Medics then transferred him to a cardiac intensive care unit, where he underwent emergency coronary artery bypass surgery and spent five days in hospital before returning home to Canada.

His group insurance plan through work covered out-of-Canada emergency travel medical care expenses, but the insurer denied coverage, claiming that it fell under an exclusion in the policy, and leaving the man facing a $180,000 bill.

The provision invalidated coverage for conditions where, prior to departure, “medical evidence suggests a reasonable expectation that treatment or hospitalization could be required while travelling.”

Months before the trip, the man’s cardiologist had diagnosed him with stable angina and given him nitroglycerin tablets to take in the event he experienced chest pain. If those failed to work, he was told to go to emergency.

Another cardiologist called by the insurer to give expert evidence opined that the man’s medical records suggested he had progressive or crescendo angina, and that it was reasonable to expect treatment during his travels. 

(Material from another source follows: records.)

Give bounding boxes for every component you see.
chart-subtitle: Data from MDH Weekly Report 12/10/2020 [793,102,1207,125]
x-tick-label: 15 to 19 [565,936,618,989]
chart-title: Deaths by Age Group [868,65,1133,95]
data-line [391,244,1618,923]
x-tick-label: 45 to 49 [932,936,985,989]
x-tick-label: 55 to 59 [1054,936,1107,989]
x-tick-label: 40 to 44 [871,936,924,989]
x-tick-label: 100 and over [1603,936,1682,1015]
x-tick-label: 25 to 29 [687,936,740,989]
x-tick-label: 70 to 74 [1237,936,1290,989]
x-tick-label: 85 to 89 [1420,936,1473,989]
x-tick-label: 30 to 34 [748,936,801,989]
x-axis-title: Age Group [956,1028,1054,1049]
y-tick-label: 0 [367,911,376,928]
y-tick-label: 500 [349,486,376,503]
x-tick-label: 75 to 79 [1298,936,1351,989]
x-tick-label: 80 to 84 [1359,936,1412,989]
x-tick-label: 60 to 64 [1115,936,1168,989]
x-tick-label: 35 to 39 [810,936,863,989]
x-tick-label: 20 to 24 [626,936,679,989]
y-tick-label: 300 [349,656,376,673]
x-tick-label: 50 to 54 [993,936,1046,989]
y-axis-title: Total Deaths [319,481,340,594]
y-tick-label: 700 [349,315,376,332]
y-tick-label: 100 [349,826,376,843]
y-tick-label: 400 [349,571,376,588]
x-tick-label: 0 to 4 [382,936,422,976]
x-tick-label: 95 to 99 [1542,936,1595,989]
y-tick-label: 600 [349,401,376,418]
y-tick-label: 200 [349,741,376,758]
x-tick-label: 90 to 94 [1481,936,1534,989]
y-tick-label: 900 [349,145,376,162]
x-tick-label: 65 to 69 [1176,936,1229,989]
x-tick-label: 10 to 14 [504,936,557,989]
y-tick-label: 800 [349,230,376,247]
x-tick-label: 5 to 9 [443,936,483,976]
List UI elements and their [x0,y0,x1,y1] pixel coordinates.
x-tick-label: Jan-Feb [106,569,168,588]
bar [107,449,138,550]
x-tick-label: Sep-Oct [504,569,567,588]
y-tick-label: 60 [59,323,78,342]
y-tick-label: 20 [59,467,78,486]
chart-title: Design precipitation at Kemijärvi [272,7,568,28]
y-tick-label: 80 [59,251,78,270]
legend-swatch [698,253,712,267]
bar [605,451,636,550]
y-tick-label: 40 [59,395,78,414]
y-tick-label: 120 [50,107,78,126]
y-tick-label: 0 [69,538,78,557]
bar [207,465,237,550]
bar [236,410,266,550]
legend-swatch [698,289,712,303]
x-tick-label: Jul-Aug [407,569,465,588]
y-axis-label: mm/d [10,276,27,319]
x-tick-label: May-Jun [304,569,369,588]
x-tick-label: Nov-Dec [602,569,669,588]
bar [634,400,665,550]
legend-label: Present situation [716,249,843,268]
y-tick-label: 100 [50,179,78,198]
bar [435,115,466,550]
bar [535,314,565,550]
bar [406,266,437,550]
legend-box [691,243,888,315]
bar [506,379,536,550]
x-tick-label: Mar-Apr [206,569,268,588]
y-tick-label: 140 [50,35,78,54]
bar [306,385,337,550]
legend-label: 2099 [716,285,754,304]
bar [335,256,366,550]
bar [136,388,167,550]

However, the judge found that the plaintiff’s “prudent” consultations with his doctors ahead of the trip, and their actions convinced her that “his condition was considered to be stable and that his proposed travel would not pose any increased risks to his health.”

“I am satisfied that the plaintiff’s trip was undertaken in circumstances in which he and his treating physicians were aware of his pre-travel medical conditions, aware of the medical information, tests and diagnoses to that date (i.e. the available 'medical evidence'), and that they reasonably concluded the proposed trip posed no reasonable expectations of risk to his health,” she wrote. “It follows that the pre-travel medical evidence did not suggest a ‘reasonable expectation that treatment or hospitalization could be required while travelling.’”

Although the judge found the language of the policy was “clear and unambiguous,” doing away with any need for interpretation, Lerner, who is not involved in the case and comments generally, says the result suggests otherwise, given the wording of the exclusion. 

“The word ‘could’ in the exclusion is a broad word — it connotes possibilities rather than likelihoods,” Lerner says. “There was certainly a medical condition that the doctors were watching and concerned about. There were also directions from the specialist to go to emergency if the medication stopped providing relief. Was this not evidence that reasonably suggested the man could require treatment?

“It seems clear that the judge was interpreting the language — reigning in the broad scope of a verb like 'could.' It’s not stated in her reasons but is suggested in the result,” he adds.